In Highland Park and urban communities like it, debate often rages about unauthorized street art.
Many surfaces around the neighborhood are used as canvases for graffiti artists--notably the low cement walls around the public parking lot on Ave. 57 and the small building in the lot on Ave. 56 across from .
To some, these artists are doing a community service by occupying the space with something aesthetically pleasing, rather than leaving it a blank canvas for tagging crews. To others, street art is vandalism, pure and simple, regardless of how talented the "vandal" is.

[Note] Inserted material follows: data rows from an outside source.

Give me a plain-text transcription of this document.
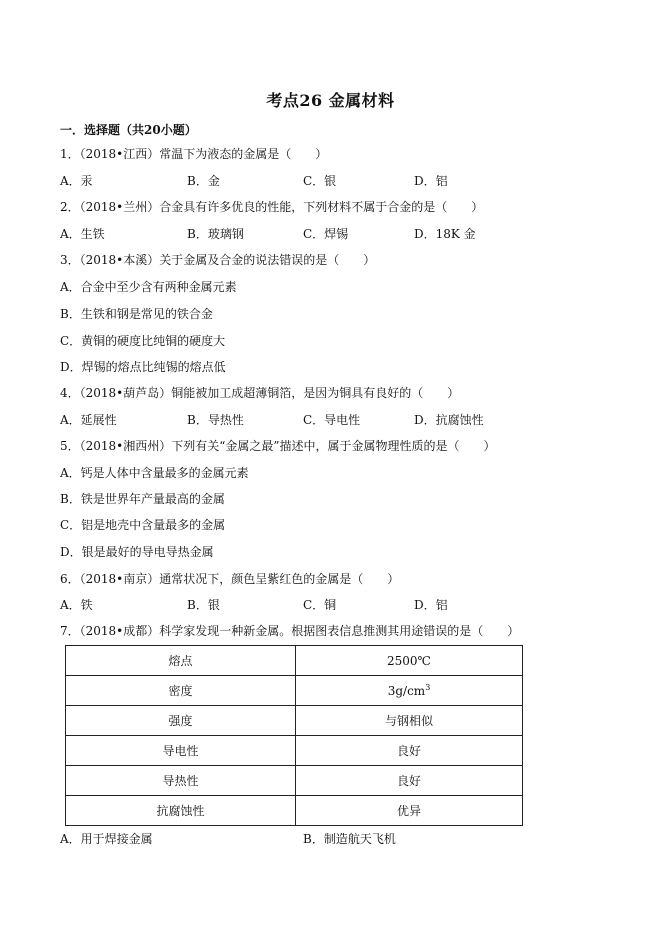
考点26 金属材料
一．选择题（共20小题）
1．（2018•江西）常温下为液态的金属是（　　）
A．汞	B．金	C．银	D．铝
2．（2018•兰州）合金具有许多优良的性能，下列材料不属于合金的是（　　）
A．生铁	B．玻璃钢	C．焊锡	D．18K 金
3．（2018•本溪）关于金属及合金的说法错误的是（　　）
A．合金中至少含有两种金属元素
B．生铁和钢是常见的铁合金
C．黄铜的硬度比纯铜的硬度大
D．焊锡的熔点比纯锡的熔点低
4．（2018•葫芦岛）铜能被加工成超薄铜箔，是因为铜具有良好的（　　）
A．延展性	B．导热性	C．导电性	D．抗腐蚀性
5．（2018•湘西州）下列有关“金属之最”描述中，属于金属物理性质的是（　　）
A．钙是人体中含量最多的金属元素
B．铁是世界年产量最高的金属
C．铝是地壳中含量最多的金属
D．银是最好的导电导热金属
6．（2018•南京）通常状况下，颜色呈紫红色的金属是（　　）
A．铁	B．银	C．铜	D．铝
7．（2018•成都）科学家发现一种新金属。根据图表信息推测其用途错误的是（　　）
熔点	2500℃
密度	$3g/cm^3$
强度	与钢相似
导电性	良好
导热性	良好
抗腐蚀性	优异
A．用于焊接金属	B．制造航天飞机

But what about those completely legal, city approved billboards all across Highland Park that deal in the currency of sex, violence and, well ... sexual violence? We are referring to a pair of billboards--those American Apparel ads featuring barely clothed co-eds and those advertising Duke Nukem and his smoking gun.
The Duke Nukem ads feature the game's main character loading a smoking hand-gun, with the words "THIS GUN'S NOT GONNA @%&$ ITSELF." An obvioulsy reference to a coerced sex act. One can be found at Monte Vista St. and Ave. 50, an area with a long history of gang violence.
These billboards appear on private property with the permission of either business or home owners. Highland Park-Mount Washington Patch know that they have that right, and we support it. But we're concerned about the aesthetic blight these billboards cause--they are just plain ugly or, in the case of the American Apparel ads, painfully cliched. We also feel they send the wrong message, not only to our community, but about our community.
How do you feel? We don't support the idea of litigating this problem away, but we would ask community business and home owners to maybe think twice when offered a check to give up their storefront or lawn for ad space. We know that's a tough decision to make, especially in these hard economic times, but we think it's the right one.